Tuesday, December 15, 2015

Generate A Training Business

Training businesses provide a much needed service to the corporate world at large. They are designed to help any industry's personnel better their management and leadership skills, while boosting morale and personal confidence. A training business can provide guidance, training and overall coaching on or off-site, depending on certain organizations and their time and financial budgets or constraints.


Instructions


1. Select your market. The first step in starting a training business is to know your market and field of interest, as well as your personal skills and experience in this area. If you've worked in management for years and have supervisory and leadership skills, training should come easily for you. You should concentrate on the field or industry you are familiar with, and springboard from there to other markets. Determine what specific type of training you want to specialize in; e.g., leadership, motivation, sales, self-esteem or communications. Once you know exactly what sort of training you want to do, you need to prepare the materials.


2. Create your materials. Translating your skills and knowledge into a training business will require creating materials and booklets, Powerpoint presentations, CDs and/or webinars for additional training online. Start with writing down and creating a seminar from scratch. Design a prospective, write a rough draft speech or bullet points you want to cover. If you need additional help, surf the Internet for training businesses similar to yours and get a feel for what others are offering.


3. Join organizations. Join training organizations such as the American Society for Training and Development (ASTD). This will help you network with other trainers as well as possibly land training and business opportunities with big organizations. It will also add credibility to your name and your business, if and when a company wants to check on your qualifications and professional memberships.


4. Hire help. Next, determine if you need to hire additional trainers to cover more territory. The advantage of hiring a staff of trainers is to grow the business quicker. It also allows you to have a variety of seminars and training available to businesses and various organizations. Most training companies hire trainers as independent contractors. You can do the same. This will allow them the freedom they need, and you can still make a commission from every training seminar they give.


5. Determine your training location. Choose your hotel or meeting space based on the approximate number of people that will attend. Determine whether or not you will provide training onsite. Make a careful list of everything you will need from tables and chairs, to computers, video players, overhead equipment and personnel.


6. Create promotional materials. Your first step was to know your market. Now you must reach it with seminar flyers, brochures, newsletters, postcards and/or your website. If you've ever seen the promotional flyers sent out by places such as SkillPath, Fred Pryor's or National Seminars, you know that they provide ample information to highlight their one-day, two-day and other types of seminars. Their materials are packed with bullet points, strong course descriptions, fun photos and graphics and eye-catching headlines. Your goal is to create the same type of materials, but make them even better. Don't make them as text heavy, but instead provide compelling benefit statements to persuade them to attend. Charge slightly less and give them more. As the "new guy on the block," you have to do all you can to compete with the big guns.

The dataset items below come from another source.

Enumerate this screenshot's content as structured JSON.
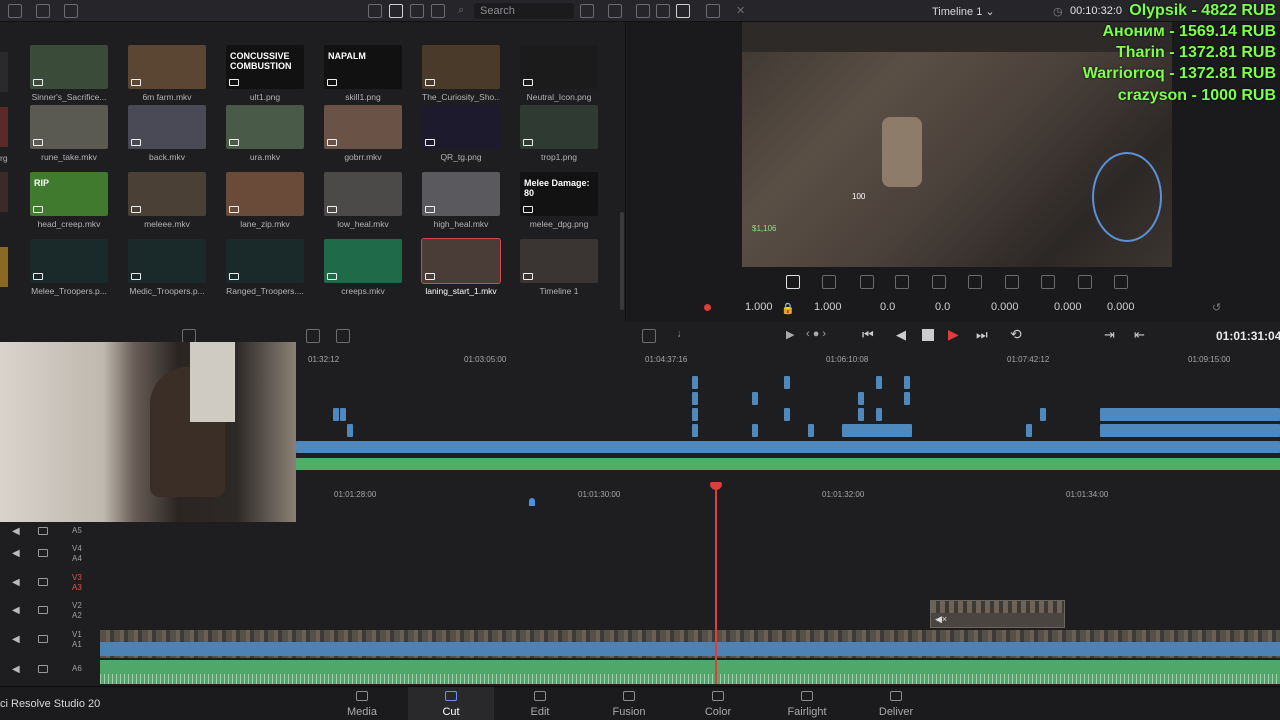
{
  "toolbar": {
    "search_placeholder": "Search",
    "timeline_name": "Timeline 1",
    "timecode": "00:10:32:0"
  },
  "media_pool": {
    "clips": [
      {
        "name": "Sinner's_Sacrifice...",
        "thumb": "#3a4b3a"
      },
      {
        "name": "6m farm.mkv",
        "thumb": "#5a4632"
      },
      {
        "name": "ult1.png",
        "thumb": "#111111",
        "overlay": "CONCUSSIVE COMBUSTION"
      },
      {
        "name": "skill1.png",
        "thumb": "#111111",
        "overlay": "NAPALM"
      },
      {
        "name": "The_Curiosity_Sho...",
        "thumb": "#4a3a2a"
      },
      {
        "name": "Neutral_Icon.png",
        "thumb": "#1b1b1b"
      },
      {
        "name": "rune_take.mkv",
        "thumb": "#5a5a52"
      },
      {
        "name": "back.mkv",
        "thumb": "#494a55"
      },
      {
        "name": "ura.mkv",
        "thumb": "#4a5a48"
      },
      {
        "name": "gobrr.mkv",
        "thumb": "#6a5247"
      },
      {
        "name": "QR_tg.png",
        "thumb": "#1d1a2e"
      },
      {
        "name": "trop1.png",
        "thumb": "#2f3a33"
      },
      {
        "name": "head_creep.mkv",
        "thumb": "#3f7a2f",
        "overlay": "RIP"
      },
      {
        "name": "meleee.mkv",
        "thumb": "#4a4036"
      },
      {
        "name": "lane_zip.mkv",
        "thumb": "#6a4b3a"
      },
      {
        "name": "low_heal.mkv",
        "thumb": "#4c4a48"
      },
      {
        "name": "high_heal.mkv",
        "thumb": "#5a5a5e"
      },
      {
        "name": "melee_dpg.png",
        "thumb": "#121212",
        "overlay": "Melee Damage: 80"
      },
      {
        "name": "Melee_Troopers.p...",
        "thumb": "#1a2a2a"
      },
      {
        "name": "Medic_Troopers.p...",
        "thumb": "#1a2a2a"
      },
      {
        "name": "Ranged_Troopers....",
        "thumb": "#1a2a2a"
      },
      {
        "name": "creeps.mkv",
        "thumb": "#1f6a48"
      },
      {
        "name": "laning_start_1.mkv",
        "thumb": "#4a3c36",
        "selected": true
      },
      {
        "name": "Timeline 1",
        "thumb": "#3a3433"
      }
    ],
    "left_labels": [
      "rg",
      "",
      ""
    ]
  },
  "viewer": {
    "donations": [
      "Olypsik - 4822 RUB",
      "Аноним - 1569.14 RUB",
      "Tharin - 1372.81 RUB",
      "Warriorroq - 1372.81 RUB",
      "crazyson - 1000 RUB"
    ],
    "hud_gold": "$1,106",
    "hud_damage": "100",
    "params": {
      "zoom_x": "1.000",
      "zoom_y": "1.000",
      "pos_x": "0.0",
      "pos_y": "0.0",
      "rotation": "0.000",
      "pitch": "0.000",
      "yaw": "0.000"
    }
  },
  "transport": {
    "timecode": "01:01:31:04"
  },
  "upper_ruler": [
    "01:32:12",
    "01:03:05:00",
    "01:04:37:16",
    "01:06:10:08",
    "01:07:42:12",
    "01:09:15:00"
  ],
  "lower_ruler": [
    "01:01:28:00",
    "01:01:30:00",
    "01:01:32:00",
    "01:01:34:00"
  ],
  "tracks": [
    {
      "v": "",
      "a": "A5"
    },
    {
      "v": "V4",
      "a": "A4"
    },
    {
      "v": "V3",
      "a": "A3"
    },
    {
      "v": "V2",
      "a": "A2"
    },
    {
      "v": "V1",
      "a": "A1"
    },
    {
      "v": "",
      "a": "A6"
    }
  ],
  "nav": {
    "items": [
      "Media",
      "Cut",
      "Edit",
      "Fusion",
      "Color",
      "Fairlight",
      "Deliver"
    ],
    "active": "Cut",
    "brand": "ci Resolve Studio 20"
  },
  "colors": {
    "accent": "#e23b3b",
    "video_track": "#4f88bd",
    "audio_track": "#4fae66",
    "donation": "#7cff4a"
  }
}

7. Evaluate and improve. Finally, once you have your first training session completed and all the attendants made it through the training, make sure you provide evaluation forms to all your participants. Your goal is to find out anything that can be improved upon or altered to make your seminars and your presentations better. Don't be too sensitive. Realize that evaluations are what you need to optimize your training business. Take suggestions seriously and implement them in future programs.